DD is a nurse and had bought crocs in cute colors to match her cute scrubs;), but after awhile, tossed them and bought a couple of pairs of Danskos in decidedly un-cute colors of black, brown, and white. Although her feet carry only 110 pounds, she found the support of the Danskos work better for her also. She can still put on high heels when she wants. Geez, I'd love to be able to do that! The thought makes my dogs hurt!
post #15 of 24
Thanks for the explanation. I was grateful no matter what the science was!
post #16 of 24
We bought one of our daughters a pair of Dansko's today. Even just trying them on, she could feel a difference. She tried a couple of other brands as well and in the end felt like the Dansko's would be the better choice.
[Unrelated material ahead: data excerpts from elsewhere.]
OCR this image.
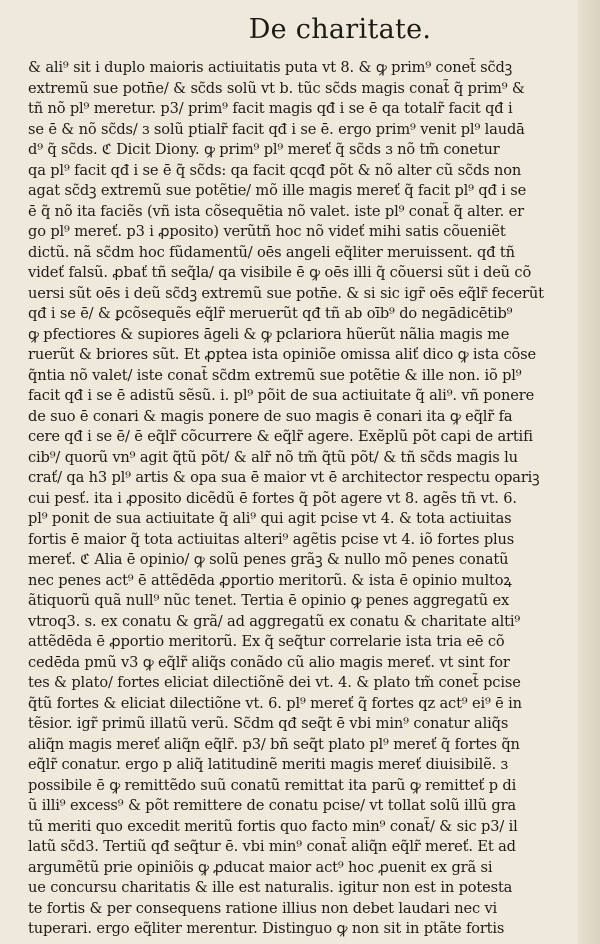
De charitate.
& ali⁹ sit i duplo maioris actiuitatis puta vt 8. & ꝙ prim⁹ conet̃ sc̃dꝫ
extremũ sue potn̄e/ & sc̃ds solũ vt b. tũc sc̃ds magis conat̃ q̃ prim⁹ &
tñ nõ pl⁹ meretur. p3/ prim⁹ facit magis qđ i se ē qa totalr̃ facit qđ i
se ē & nõ sc̃ds/ ɜ solũ ptialr̃ facit qđ i se ē. ergo prim⁹ venit pl⁹ laudā
d⁹ q̃ sc̃ds. ℭ Dicit Diony. ꝙ prim⁹ pl⁹ mereť q̃ sc̃ds ɜ nõ tm̃ conetur
qa pl⁹ facit qđ i se ē q̃ sc̃ds: qa facit qcqđ põt & nõ alter cũ sc̃ds non
agat sc̃dꝫ extremũ sue potẽtie/ mõ ille magis mereť q̃ facit pl⁹ qđ i se
ē q̃ nõ ita faciẽs (vñ ista cõsequẽtia nõ valet. iste pl⁹ conat̃ q̃ alter. er
go pl⁹ mereť. p3 i ꝓposito) verũtñ hoc nõ videť mihi satis cõueniẽt
dictũ. nã sc̃dm hoc fũdamentũ/ oēs angeli eq̃liter meruissent. qđ tñ
videť falsũ. ꝓbať tñ seq̃la/ qa visibile ē ꝙ oēs illi q̃ cõuersi sũt i deũ cõ
uersi sũt oēs i deũ sc̃dꝫ extremũ sue potn̄e. & si sic igr̃ oēs eq̃lr̃ fecerũt
qđ i se ē/ & ꝑcõsequẽs eq̃lr̃ meruerũt qđ tñ ab oīb⁹ do negādicētib⁹
ꝙ pfectiores & supiores āgeli & ꝙ pclariora hũerũt nãlia magis me
ruerũt & briores sũt. Et ꝓptea ista opiniõe omissa aliť dico ꝙ ista cõse
q̃ntia nõ valet/ iste conat̃ sc̃dm extremũ sue potẽtie & ille non. iõ pl⁹
facit qđ i se ē adistũ sẽsũ. i. pl⁹ põit de sua actiuitate q̃ ali⁹. vñ ponere
de suo ē conari & magis ponere de suo magis ē conari ita ꝙ eq̃lr̃ fa
cere qđ i se ē/ ē eq̃lr̃ cõcurrere & eq̃lr̃ agere. Exẽplũ põt capi de artifi
cib⁹/ quorũ vn⁹ agit q̃tũ põt/ & alr̃ nõ tm̃ q̃tũ põt/ & tñ sc̃ds magis lu
crať/ qa h3 pl⁹ artis & opa sua ē maior vt ē architector respectu opariꝫ
cui pesť. ita i ꝓposito dicẽdũ ē fortes q̃ põt agere vt 8. agẽs tñ vt. 6.
pl⁹ ponit de sua actiuitate q̃ ali⁹ qui agit pcise vt 4. & tota actiuitas
fortis ē maior q̃ tota actiuitas alteri⁹ agẽtis pcise vt 4. iõ fortes plus
mereť. ℭ Alia ē opinio/ ꝙ solũ penes grãꝫ & nullo mõ penes conatũ
nec penes act⁹ ē attẽdēda ꝓportio meritorũ. & ista ē opinio multoꝝ
ãtiquorũ quã null⁹ nũc tenet. Tertia ē opinio ꝙ penes aggregatũ ex
vtroq3. s. ex conatu & grã/ ad aggregatũ ex conatu & charitate alti⁹
attẽdēda ē ꝓportio meritorũ. Ex q̃ seq̃tur correlarie ista tria eē cõ
cedēda pmũ v3 ꝙ eq̃lr̃ aliq̃s conãdo cũ alio magis mereť. vt sint for
tes & plato/ fortes eliciat dilectiõnẽ dei vt. 4. & plato tm̃ conet̃ pcise
q̃tũ fortes & eliciat dilectiõne vt. 6. pl⁹ mereť q̃ fortes qz act⁹ ei⁹ ē in
tẽsior. igr̃ primũ illatũ verũ. Sc̃dm qđ seq̃t ē vbi min⁹ conatur aliq̃s
aliq̃n magis mereť aliq̃n eq̃lr̃. p3/ bñ seq̃t plato pl⁹ mereť q̃ fortes q̃n
eq̃lr̃ conatur. ergo p aliq̃ latitudinẽ meriti magis mereť diuisibilẽ. ɜ
possibile ē ꝙ remittẽdo suũ conatũ remittat ita parũ ꝙ remitteť p di
ũ illi⁹ excess⁹ & põt remittere de conatu pcise/ vt tollat solũ illũ gra
tũ meriti quo excedit meritũ fortis quo facto min⁹ conat̃/ & sic p3/ il
latũ sc̃d3. Tertiũ qđ seq̃tur ē. vbi min⁹ conat̃ aliq̃n eq̃lr̃ mereť. Et ad
argumẽtũ prie opiniõis ꝙ ꝓducat maior act⁹ hoc ꝓuenit ex grã si
ue concursu charitatis & ille est naturalis. igitur non est in potesta
te fortis & per consequens ratione illius non debet laudari nec vi
tuperari. ergo eq̃liter merentur. Distinguo ꝙ non sit in ptãte fortis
This evening will be her first full shift wearing them. If they help her, I may get a pair.
post #17 of 24
Well I bought a pair of Dansko's and will never ever do that again. I call them my torture instrament. Many times I would try to wear them but would be brought to tears. (Not even my ex can do that...LOL) If I had not spent so much money on them they would of found the trash can more than once.
post #18 of 24
They're great on my heels and arches, but my toes needed more time to get used to them. I developed corns on my little toes, and I had never had that problem before. After awhile, they stretched enough to fit the bumps of my feet and now they're perfect. I do worry about getting new ones!
post #19 of 24

Can you explain why you call the Dansko's your torture instruments? I am thinking of getting some if my daughter likes them but might reconsider if there is other information availble.
post #20 of 24
I can't answer for that poster, but for me, they took some getting used to. They are stiff leather and need to mold to the foot. I had been wearing sneakers so my feet were used to the give in sneaker material. That was minor compared to how good they made my heels and arches, and knees and hips feel. I had to have my Dansko sandals stretched for my left foot, but now I wear them all the time.

Keep in mind that only a couple of styles of Danskos have the footbed that is recommended by podiatrists. I believe they are the original style of clogs and they've used that footbed on a couple of other styles.
post #21 of 24


Try putting one of those bands they sell in athletic departments on your arm. I'm talking about the ones that are a couple of inches wide and close with vecro. Put it about two inches above your elbow and pull fairly tight. It should eliminate most of the pain. I learned this from a guy who is a welder. The company he works for keeps them around because everyone in the shop uses them. Works pretty good.
post #22 of 24

Thanks for the info! The style we bought was the clog style as it had been recommended by a friend who works on bare concrete floors. We did see some sandal styles there and I believe one other.
post #23 of 24
Sleeping with a firm pillow under my calves, and semi-regular visits to an acupuncturist keeps my arms and feet in reasonable shape.

I can't get Dansko clogs to work for me, despite trying for a year. My toes kept going numb, and I tired quicker. The shoes which finally worked were a pair of el cheapo rubber Frogz from Shoes for Crews! So my 100$ pair of Danskos gather dust while my 30$ pair of fugly rubber Frogz see full-time. Plus I can toss them in the dishwasher after work, whatsmore.
post #24 of 24

Love my danskos

The trick that was explained to me from the sales person was that you need to do two things: 1) you NEED to wear wool socks with them...otherwise, they are pretty ineffective; and 2) You need to practice rolling off the balls of your toes like when wearing flip-flops (I grew up calling them thongs--thanks for ruining that word Victoria's Secret!)

At first, I didn't believe that the wool socks would make much difference...but they definitely did! And I don't just mean socks made from wool....I am talking about those thick wool socks that you find at an REI or other hiking store.

Once I bought some of those sox...WOW! Never had a problem since.

The hard part is that when you buy your first pair of clogs, they don't fit like regular shoes. So buying them from the right retailer who knows how to size them for you is a great starting point. I got mine from the Walking Store.